|
Intentia Sings Praises of SOA, Introduces Movex3
Published: April 11, 2006
by Dan Burger
Many companies with investments in RPG-based applications are at the integration crossroads. They know platform interoperability is the destination, but they are unsure of the best route. Sometimes when you are lost, the best thing to do is follow the guy in front of you. Following Intentia International is not a bad idea. One of the largest software vendors in the IBM midrange market, it made a decision years ago and the latest version of its enterprise software, Movex3, shows how far down the Java and XML development road it has gone.
Movex3, which was announced Monday at the Movex User Conference in Orlando, Florida, is designed so users get beyond the tunnel vision of "mechanical efficiency." Not that mechanical efficiency is the wrong goal, but Intentia prefers to see it as one of many goals. The decision-makers at Intentia say its customers benefit in terms of mechanical efficiency based on their long-term investments in Movex, and regardless of whether they choose to remain with the RPG version of Movex or convert to the Java- and XML-based version, that efficiency will remain at a high level. However, Beyond mechanical efficiency lies business efficiency and the bridge between them relies on interoperability, which, they say, is best served by portal technology (IBM WebSphere as middleware) and service oriented architecture (SOA).
For those who believe SOA adds unnecessary complexity and therefore becomes a drain on other priorities, Intentia points to its Active Document Adapter, which provides a business process layer for Movex3 applications to interoperate with other SOA-based Web services and applications. Because the interoperability takes place at the business logic level, rather than at the code level (as it does with traditional enterprise application integration), the brain trust at Intentia says it will dramatically improve a company's capability to change processes and connections as they become business requirements.
"Breaking down bulky enterprise applications into individual services delivers the flexibility benefits of SOA, but in its purest form, implementation complexity and cost is too high for mid-sized companies and would more than offset any gains," says Henrik Billgren, president of Intentia research and development. "Conversely, larger applications are simpler to deploy but are too rigid for today's dynamic business environment. We believe that Project ADA will enable us to take a sensible approach to SOA that's right for the mid-market by providing both business agility and implementation simplicity." A portion of that agility comes from a company's new opportunity to choose and change business partners based on the ability of those partners to deliver the best product or service, rather than resisting such changes because of the IT hurdles they create.

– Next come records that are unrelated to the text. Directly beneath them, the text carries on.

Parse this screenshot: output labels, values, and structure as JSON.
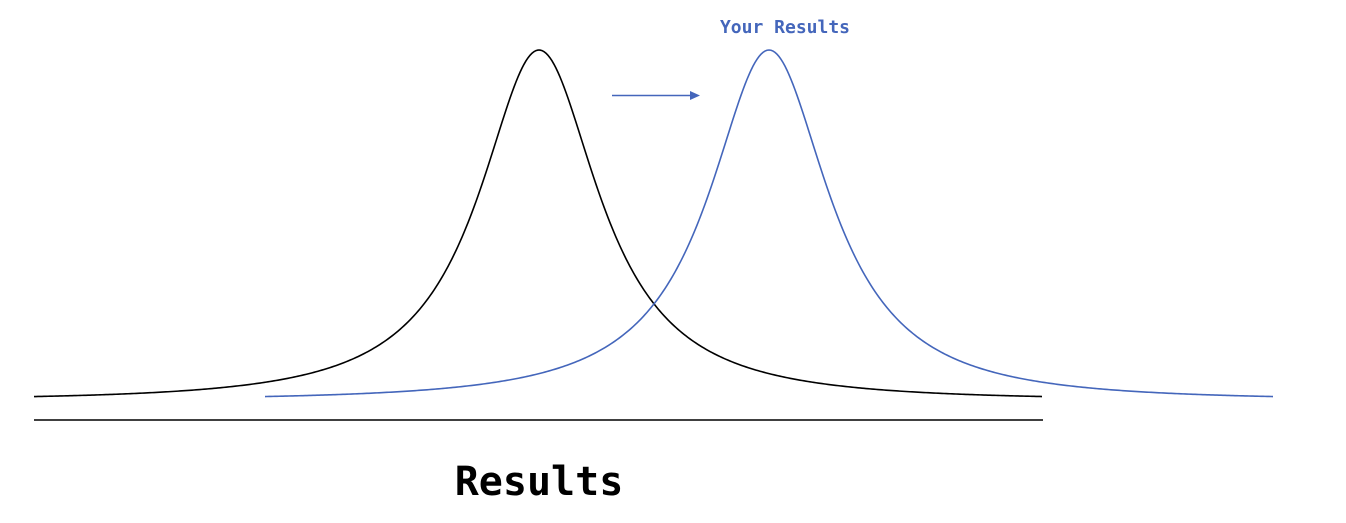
{
  "diagram": {
    "top_label": "Your Results",
    "axis_label": "Results"
  },
  "colors": {
    "baseline_curve": "#000000",
    "shifted_curve": "#4466bb",
    "axis": "#000000",
    "label_blue": "#4466bb",
    "label_black": "#000000"
  },
  "icons": {
    "shift_arrow": "right-arrow-icon"
  }
}
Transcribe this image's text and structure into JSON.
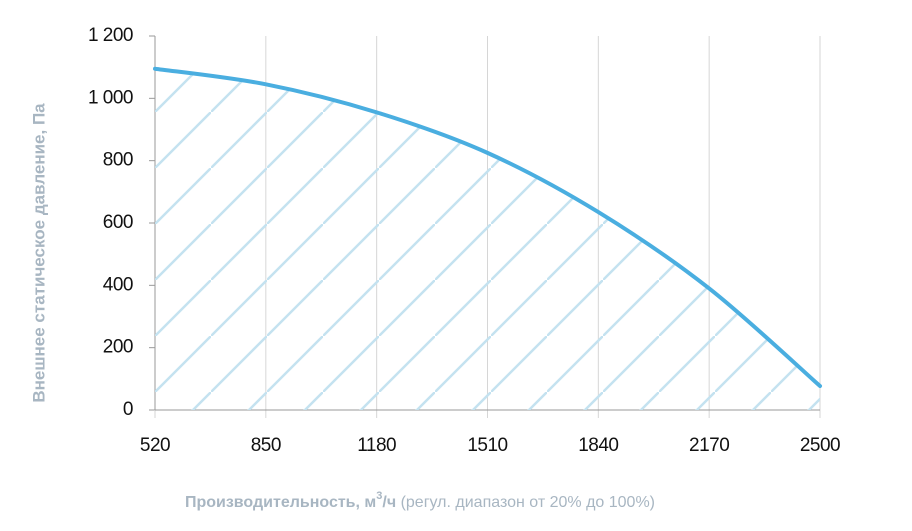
{
  "chart_data": {
    "type": "area",
    "y_label": "Внешнее статическое давление, Па",
    "x_label": {
      "main": "Производительность, м",
      "sup": "3",
      "unit": "/ч",
      "note": "(регул. диапазон от 20% до 100%)"
    },
    "x": [
      520,
      850,
      1180,
      1510,
      1840,
      2170,
      2500
    ],
    "values": [
      1095,
      1045,
      955,
      825,
      635,
      390,
      77
    ],
    "color": "#4aaee0",
    "hatch_color": "#c4e2f0",
    "xlim": [
      520,
      2500
    ],
    "xticks": [
      520,
      850,
      1180,
      1510,
      1840,
      2170,
      2500
    ],
    "ylim": [
      0,
      1200
    ],
    "yticks": [
      0,
      200,
      400,
      600,
      800,
      {
        "value": 1000,
        "label": "1 000"
      },
      {
        "value": 1200,
        "label": "1 200"
      }
    ],
    "grid": true
  }
}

Companies can fit into several categories, says Intentia's CEO David Rode. There are companies that look at this as an IT challenge of converting green-screen applications to Java. "The mistakes that some companies make," Rode says, "are trying to copy what they are doing in RPG and make it the same in Java. The biggest reason for the move to Java is to make fundamental and dramatic change to the business processes that are being automated. Companies that recognize this upfront see the impact it will make in the bottom line. It's a shift in mentality. Those that want to mimic the old system using Movex are making it tough on themselves." Rode says the move to a new technology like Movex3 is about business processes as much as it is about converting RPG to Java or obtaining WebSphere middleware.
"The middleware is part of it," he says. "The less time you have integrating things into the system will factor into both more time and money, but it's equally important to consider the configuration of the system so that it maps to the way the company wants to automate its business processes."
With Movex3, Intentia also set out to improve the user experience. "We're declaring war on the traditional ERP user experience," Billgren said. "People should want to go into the system." This is a case of good information going to waste because users' access is cumbersome or balky. One of the objectives of Movex3 is to "eliminate the rigidity prevalent in the user experience of most ERP systems on the market." This lack of flexibility causes workers to use spreadsheets and other tools that are disconnected from the information in the ERP system. Enhancements to navigation within workflows, customization of forms, and a cleaner visual design are aimed at helping users complete core tasks.
The company, as soon as its merger with Lawson is complete (expected to happen before the end of April), will have an installed base of approximately 3,500 organizations. Approximately 400 of those customers are using the Java-based Movex. Approximately 95 percent of those 3,500 are iSeries shops that are heavily invested in RPG.
Intentia also chose this occasion to announce a product called QuickStep, which is designed to reduce the implementation time of pre-configured solutions for the company's primary industries, which include apparel, food and beverage, and distribution. And as a pathway to what the company says will be simpler and quicker upgrades to the Java-based product line, it added a roadmap called the Stepping Up program.